For BBVA, which faces strong competition at home from Santander and an overheated Spanish housing market that threatens its lucrative mortgage business, acquiring BNL offers the opportunity to apply its Spanish know-how to the inefficient Italian market. BBVA has already successfully applied its recipes -- which include aggressive retail sales and hard-nosed risk management -- to Latin America, which now accounts for a quarter of its revenue.
In a roadshow last month, BBVA told investors that acquiring BNL would add $300 million to its net profit this year, and an estimated $742 million next year. BBVA, whose shares trade in Madrid and on the New York Stock Exchange, reported a 26 percent rise in earnings, to $3.7 billion, for 2004.
As a beachhead into Italy, BNL is a logical choice: BBVA has owned a 14.9 percent stake in the Rome bank since it was privatized in 1998 and has had representatives on its board for four years, giving it insight into BNL's inner workings. BNL's board has advised its shareholders to accept the BBVA bid, and the tender period will open later this month.
But expanding into Italy carries some risks. Italy's economy went into recession in the first quarter of this year. And a group of Italian shareholders is trying to block the takeover by raising its stake in BNL. The Bank of Italy has seemed to give tacit support to this effort by authorizing these shareholders' stock purchases.

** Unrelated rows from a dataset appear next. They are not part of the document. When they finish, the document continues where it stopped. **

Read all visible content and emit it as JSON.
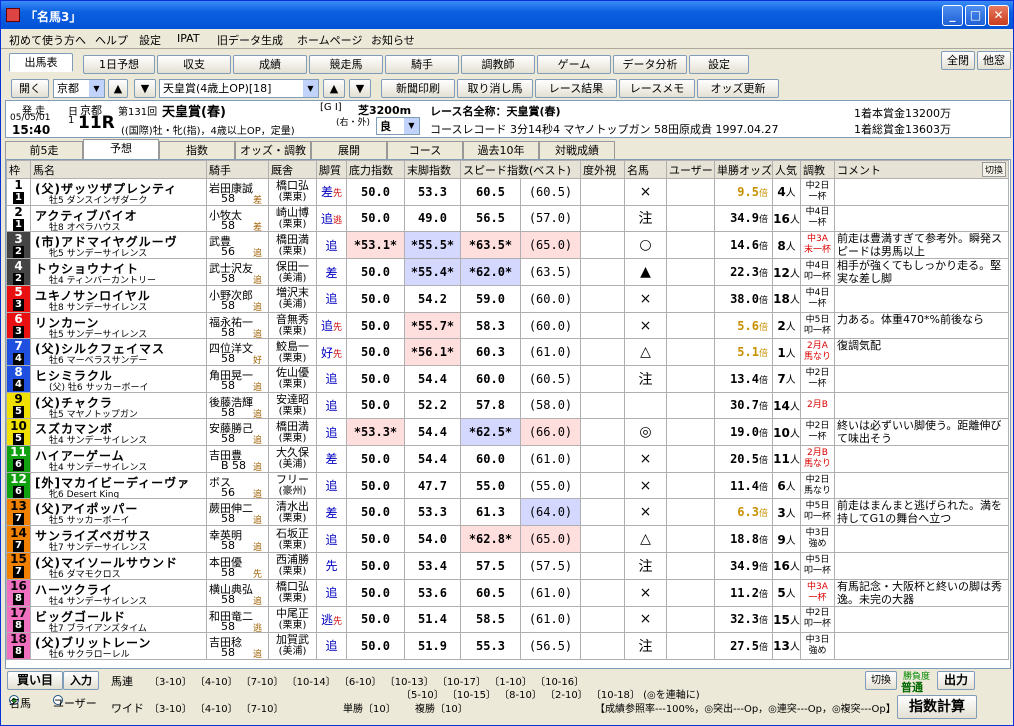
{
  "window": {
    "title": "「名馬3」"
  },
  "menu": [
    "初めて使う方へ",
    "ヘルプ",
    "設定",
    "IPAT",
    "旧データ生成",
    "ホームページ",
    "お知らせ"
  ],
  "main_tabs": [
    "出馬表",
    "1日予想",
    "収支",
    "成績",
    "競走馬",
    "騎手",
    "調教師",
    "ゲーム",
    "データ分析",
    "設定"
  ],
  "right_buttons": [
    "全閉",
    "他窓"
  ],
  "toolbar": {
    "open": "開く",
    "course": "京都",
    "race": "天皇賞(4歳上OP)[18]",
    "buttons": [
      "新聞印刷",
      "取り消し馬",
      "レース結果",
      "レースメモ",
      "オッズ更新"
    ]
  },
  "race_info": {
    "announce": "発 走",
    "date": "05/05/01",
    "time": "15:40",
    "day": "日",
    "place": "京都",
    "day_num": "1",
    "r_num": "11R",
    "kai": "第131回",
    "race_name": "天皇賞(春)",
    "grade": "[G I]",
    "distance": "芝3200m",
    "turn": "(右・外)",
    "going": "良",
    "cond": "((国際)牡・牝(指)，4歳以上OP，定量)",
    "full_label": "レース名全称：天皇賞(春)",
    "record": "コースレコード 3分14秒4 マヤノトップガン 58田原成貴 1997.04.27",
    "prize1": "1着本賞金13200万",
    "prize2": "1着総賞金13603万"
  },
  "sub_tabs": [
    "前5走",
    "予想",
    "指数",
    "オッズ・調教",
    "展開",
    "コース",
    "過去10年",
    "対戦成績"
  ],
  "columns": [
    "枠",
    "馬名",
    "騎手",
    "厩舎",
    "脚質",
    "底力指数",
    "末脚指数",
    "スピード指数(ベスト)",
    "度外視",
    "名馬",
    "ユーザー",
    "単勝オッズ",
    "人気",
    "調教",
    "コメント"
  ],
  "switch_label": "切換",
  "horses": [
    {
      "waku": "1",
      "num": "1",
      "name": "(父)ザッツザプレンティ",
      "sub": "牡5 ダンスインザダーク",
      "jockey": "岩田康誠",
      "weight": "58",
      "jmark": "差",
      "trainer": "橋口弘",
      "region": "(栗東)",
      "leg": "差",
      "legm": "先",
      "base": "50.0",
      "last": "53.3",
      "speed": "60.5",
      "best": "(60.5)",
      "mark": "×",
      "odds": "9.5",
      "oddsGold": true,
      "pop": "4",
      "cond1": "中2日",
      "cond2": "一杯",
      "comment": ""
    },
    {
      "waku": "1",
      "num": "2",
      "name": "アクティブバイオ",
      "sub": "牡8 オペラハウス",
      "jockey": "小牧太",
      "weight": "58",
      "jmark": "差",
      "trainer": "崎山博",
      "region": "(栗東)",
      "leg": "追",
      "legm": "逃",
      "base": "50.0",
      "last": "49.0",
      "speed": "56.5",
      "best": "(57.0)",
      "mark": "注",
      "odds": "34.9",
      "pop": "16",
      "cond1": "中4日",
      "cond2": "一杯",
      "comment": ""
    },
    {
      "waku": "2",
      "num": "3",
      "name": "(市)アドマイヤグルーヴ",
      "sub": "牝5 サンデーサイレンス",
      "jockey": "武豊",
      "weight": "56",
      "jmark": "追",
      "trainer": "橋田満",
      "region": "(栗東)",
      "leg": "追",
      "legm": "",
      "base": "*53.1*",
      "baseHl": "r",
      "last": "*55.5*",
      "lastHl": "b",
      "speed": "*63.5*",
      "speedHl": "r",
      "best": "(65.0)",
      "bestHl": "r",
      "mark": "○",
      "odds": "14.6",
      "pop": "8",
      "cond1": "中3A",
      "cond2": "末一杯",
      "condRed": true,
      "comment": "前走は豊満すぎて参考外。瞬発スピードは男馬以上"
    },
    {
      "waku": "2",
      "num": "4",
      "name": "トウショウナイト",
      "sub": "牡4 ティンバーカントリー",
      "jockey": "武士沢友",
      "weight": "58",
      "jmark": "追",
      "trainer": "保田一",
      "region": "(美浦)",
      "leg": "差",
      "legm": "",
      "base": "50.0",
      "last": "*55.4*",
      "lastHl": "b",
      "speed": "*62.0*",
      "speedHl": "b",
      "best": "(63.5)",
      "mark": "▲",
      "odds": "22.3",
      "pop": "12",
      "cond1": "中4日",
      "cond2": "叩一杯",
      "comment": "相手が強くてもしっかり走る。堅実な差し脚"
    },
    {
      "waku": "3",
      "num": "5",
      "name": "ユキノサンロイヤル",
      "sub": "牡8 サンデーサイレンス",
      "jockey": "小野次郎",
      "weight": "58",
      "jmark": "追",
      "trainer": "増沢末",
      "region": "(美浦)",
      "leg": "追",
      "legm": "",
      "base": "50.0",
      "last": "54.2",
      "speed": "59.0",
      "best": "(60.0)",
      "mark": "×",
      "odds": "38.0",
      "pop": "18",
      "cond1": "中4日",
      "cond2": "一杯",
      "comment": ""
    },
    {
      "waku": "3",
      "num": "6",
      "name": "リンカーン",
      "sub": "牡5 サンデーサイレンス",
      "jockey": "福永祐一",
      "weight": "58",
      "jmark": "追",
      "trainer": "音無秀",
      "region": "(栗東)",
      "leg": "追",
      "legm": "先",
      "base": "50.0",
      "last": "*55.7*",
      "lastHl": "r",
      "speed": "58.3",
      "best": "(60.0)",
      "mark": "×",
      "odds": "5.6",
      "oddsGold": true,
      "pop": "2",
      "cond1": "中5日",
      "cond2": "叩一杯",
      "comment": "力ある。体重470*%前後なら"
    },
    {
      "waku": "4",
      "num": "7",
      "name": "(父)シルクフェイマス",
      "sub": "牡6 マーベラスサンデー",
      "jockey": "四位洋文",
      "weight": "58",
      "jmark": "好",
      "trainer": "鮫島一",
      "region": "(栗東)",
      "leg": "好",
      "legm": "先",
      "base": "50.0",
      "last": "*56.1*",
      "lastHl": "r",
      "speed": "60.3",
      "best": "(61.0)",
      "mark": "△",
      "odds": "5.1",
      "oddsGold": true,
      "pop": "1",
      "cond1": "2月A",
      "cond2": "馬なり",
      "condRed": true,
      "comment": "復調気配"
    },
    {
      "waku": "4",
      "num": "8",
      "name": "ヒシミラクル",
      "sub": "(父) 牡6 サッカーボーイ",
      "jockey": "角田晃一",
      "weight": "58",
      "jmark": "追",
      "trainer": "佐山優",
      "region": "(栗東)",
      "leg": "追",
      "legm": "",
      "base": "50.0",
      "last": "54.4",
      "speed": "60.0",
      "best": "(60.5)",
      "mark": "注",
      "odds": "13.4",
      "pop": "7",
      "cond1": "中2日",
      "cond2": "一杯",
      "comment": ""
    },
    {
      "waku": "5",
      "num": "9",
      "name": "(父)チャクラ",
      "sub": "牡5 マヤノトップガン",
      "jockey": "後藤浩輝",
      "weight": "58",
      "jmark": "追",
      "trainer": "安達昭",
      "region": "(栗東)",
      "leg": "追",
      "legm": "",
      "base": "50.0",
      "last": "52.2",
      "speed": "57.8",
      "best": "(58.0)",
      "mark": "",
      "odds": "30.7",
      "pop": "14",
      "cond1": "2月B",
      "cond2": "",
      "condRed": true,
      "comment": ""
    },
    {
      "waku": "5",
      "num": "10",
      "name": "スズカマンボ",
      "sub": "牡4 サンデーサイレンス",
      "jockey": "安藤勝己",
      "weight": "58",
      "jmark": "追",
      "trainer": "橋田満",
      "region": "(栗東)",
      "leg": "追",
      "legm": "",
      "base": "*53.3*",
      "baseHl": "r",
      "last": "54.4",
      "speed": "*62.5*",
      "speedHl": "b",
      "best": "(66.0)",
      "bestHl": "r",
      "mark": "◎",
      "odds": "19.0",
      "pop": "10",
      "cond1": "中2日",
      "cond2": "一杯",
      "comment": "終いは必ずいい脚使う。距離伸びて味出そう"
    },
    {
      "waku": "6",
      "num": "11",
      "name": "ハイアーゲーム",
      "sub": "牡4 サンデーサイレンス",
      "jockey": "吉田豊",
      "weight": "B 58",
      "jmark": "追",
      "trainer": "大久保",
      "region": "(美浦)",
      "leg": "差",
      "legm": "",
      "base": "50.0",
      "last": "54.4",
      "speed": "60.0",
      "best": "(61.0)",
      "mark": "×",
      "odds": "20.5",
      "pop": "11",
      "cond1": "2月B",
      "cond2": "馬なり",
      "condRed": true,
      "comment": ""
    },
    {
      "waku": "6",
      "num": "12",
      "name": "[外]マカイビーディーヴァ",
      "sub": "牝6 Desert King",
      "jockey": "ボス",
      "weight": "56",
      "jmark": "追",
      "trainer": "フリー",
      "region": "(豪州)",
      "leg": "追",
      "legm": "",
      "base": "50.0",
      "last": "47.7",
      "speed": "55.0",
      "best": "(55.0)",
      "mark": "×",
      "odds": "11.4",
      "pop": "6",
      "cond1": "中2日",
      "cond2": "馬なり",
      "comment": ""
    },
    {
      "waku": "7",
      "num": "13",
      "name": "(父)アイポッパー",
      "sub": "牡5 サッカーボーイ",
      "jockey": "蕨田伸二",
      "weight": "58",
      "jmark": "追",
      "trainer": "清水出",
      "region": "(栗東)",
      "leg": "差",
      "legm": "",
      "base": "50.0",
      "last": "53.3",
      "speed": "61.3",
      "best": "(64.0)",
      "bestHl": "b",
      "mark": "×",
      "odds": "6.3",
      "oddsGold": true,
      "pop": "3",
      "cond1": "中5日",
      "cond2": "叩一杯",
      "comment": "前走はまんまと逃げられた。満を持してG1の舞台へ立つ"
    },
    {
      "waku": "7",
      "num": "14",
      "name": "サンライズペガサス",
      "sub": "牡7 サンデーサイレンス",
      "jockey": "幸英明",
      "weight": "58",
      "jmark": "追",
      "trainer": "石坂正",
      "region": "(栗東)",
      "leg": "追",
      "legm": "",
      "base": "50.0",
      "last": "54.0",
      "speed": "*62.8*",
      "speedHl": "r",
      "best": "(65.0)",
      "bestHl": "r",
      "mark": "△",
      "odds": "18.8",
      "pop": "9",
      "cond1": "中3日",
      "cond2": "強め",
      "comment": ""
    },
    {
      "waku": "7",
      "num": "15",
      "name": "(父)マイソールサウンド",
      "sub": "牡6 ダマモクロス",
      "jockey": "本田優",
      "weight": "58",
      "jmark": "先",
      "trainer": "西浦勝",
      "region": "(栗東)",
      "leg": "先",
      "legm": "",
      "base": "50.0",
      "last": "53.4",
      "speed": "57.5",
      "best": "(57.5)",
      "mark": "注",
      "odds": "34.9",
      "pop": "16",
      "cond1": "中5日",
      "cond2": "叩一杯",
      "comment": ""
    },
    {
      "waku": "8",
      "num": "16",
      "name": "ハーツクライ",
      "sub": "牡4 サンデーサイレンス",
      "jockey": "横山典弘",
      "weight": "58",
      "jmark": "追",
      "trainer": "橋口弘",
      "region": "(栗東)",
      "leg": "追",
      "legm": "",
      "base": "50.0",
      "last": "53.6",
      "speed": "60.5",
      "best": "(61.0)",
      "mark": "×",
      "odds": "11.2",
      "pop": "5",
      "cond1": "中3A",
      "cond2": "一杯",
      "condRed": true,
      "comment": "有馬記念・大阪杯と終いの脚は秀逸。未完の大器"
    },
    {
      "waku": "8",
      "num": "17",
      "name": "ビッグゴールド",
      "sub": "牡7 ブライアンズタイム",
      "jockey": "和田竜二",
      "weight": "58",
      "jmark": "逃",
      "trainer": "中尾正",
      "region": "(栗東)",
      "leg": "逃",
      "legm": "先",
      "base": "50.0",
      "last": "51.4",
      "speed": "58.5",
      "best": "(61.0)",
      "mark": "×",
      "odds": "32.3",
      "pop": "15",
      "cond1": "中2日",
      "cond2": "叩一杯",
      "comment": ""
    },
    {
      "waku": "8",
      "num": "18",
      "name": "(父)ブリットレーン",
      "sub": "牡6 サクラローレル",
      "jockey": "吉田稔",
      "weight": "58",
      "jmark": "追",
      "trainer": "加賀武",
      "region": "(美浦)",
      "leg": "追",
      "legm": "",
      "base": "50.0",
      "last": "51.9",
      "speed": "55.3",
      "best": "(56.5)",
      "mark": "注",
      "odds": "27.5",
      "pop": "13",
      "cond1": "中3日",
      "cond2": "強め",
      "comment": ""
    }
  ],
  "waku_colors": {
    "1": {
      "bg": "#ffffff",
      "fg": "#000"
    },
    "2": {
      "bg": "#444444",
      "fg": "#fff"
    },
    "3": {
      "bg": "#e81010",
      "fg": "#fff"
    },
    "4": {
      "bg": "#2050e0",
      "fg": "#fff"
    },
    "5": {
      "bg": "#f0e000",
      "fg": "#000"
    },
    "6": {
      "bg": "#10a010",
      "fg": "#fff"
    },
    "7": {
      "bg": "#f08000",
      "fg": "#000"
    },
    "8": {
      "bg": "#f070c0",
      "fg": "#000"
    }
  },
  "odds_unit": "倍",
  "pop_unit": "人",
  "bottom": {
    "buy": "買い目",
    "input": "入力",
    "r1": "名馬",
    "r2": "ユーザー",
    "umaren_label": "馬連",
    "umaren1": "〔3-10〕 〔4-10〕 〔7-10〕 〔10-14〕 〔6-10〕 〔10-13〕 〔10-17〕 〔1-10〕 〔10-16〕",
    "umaren2": "〔5-10〕 〔10-15〕 〔8-10〕 〔2-10〕 〔10-18〕 (◎を連軸に)",
    "wide_label": "ワイド",
    "wide": "〔3-10〕 〔4-10〕 〔7-10〕",
    "tansho": "単勝〔10〕",
    "fukusho": "複勝〔10〕",
    "note": "【成績参照率---100%，◎突出---Op，◎連突---Op，◎複突---Op】",
    "switch": "切換",
    "win_deg": "勝負度",
    "win_val": "普通",
    "output": "出力",
    "calc": "指数計算"
  }
}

Late last month, it allowed Italian insurer Unipol Assicurazioni SpA to double its stake in BNL to about 9.9 percent. Making matters more difficult for BBVA, the central bank has decreed that BBVA must garner at least 50 percent of BNL's shares as a precondition for the deal to go through. BBVA says that threshold is arbitrary and unfair.
Although the Bank of Italy has been under pressure from the European Union to put an end to its long-standing policy of blocking foreign takeovers of Italian banks, its position with regard to such deals remains ambiguous. By dragging his feet on regulatory approvals, Bank of Italy Governor Antonio Fazio has hampered another recent deal: ABN Amro's proposed takeover of Antonveneta. Yesterday, Italian bank Banca Popolare di Lodi Scarl increased its bid for Antonveneta to $33 a share, upping the stakes in its fight with ABN Amro, which has bid $32 a share.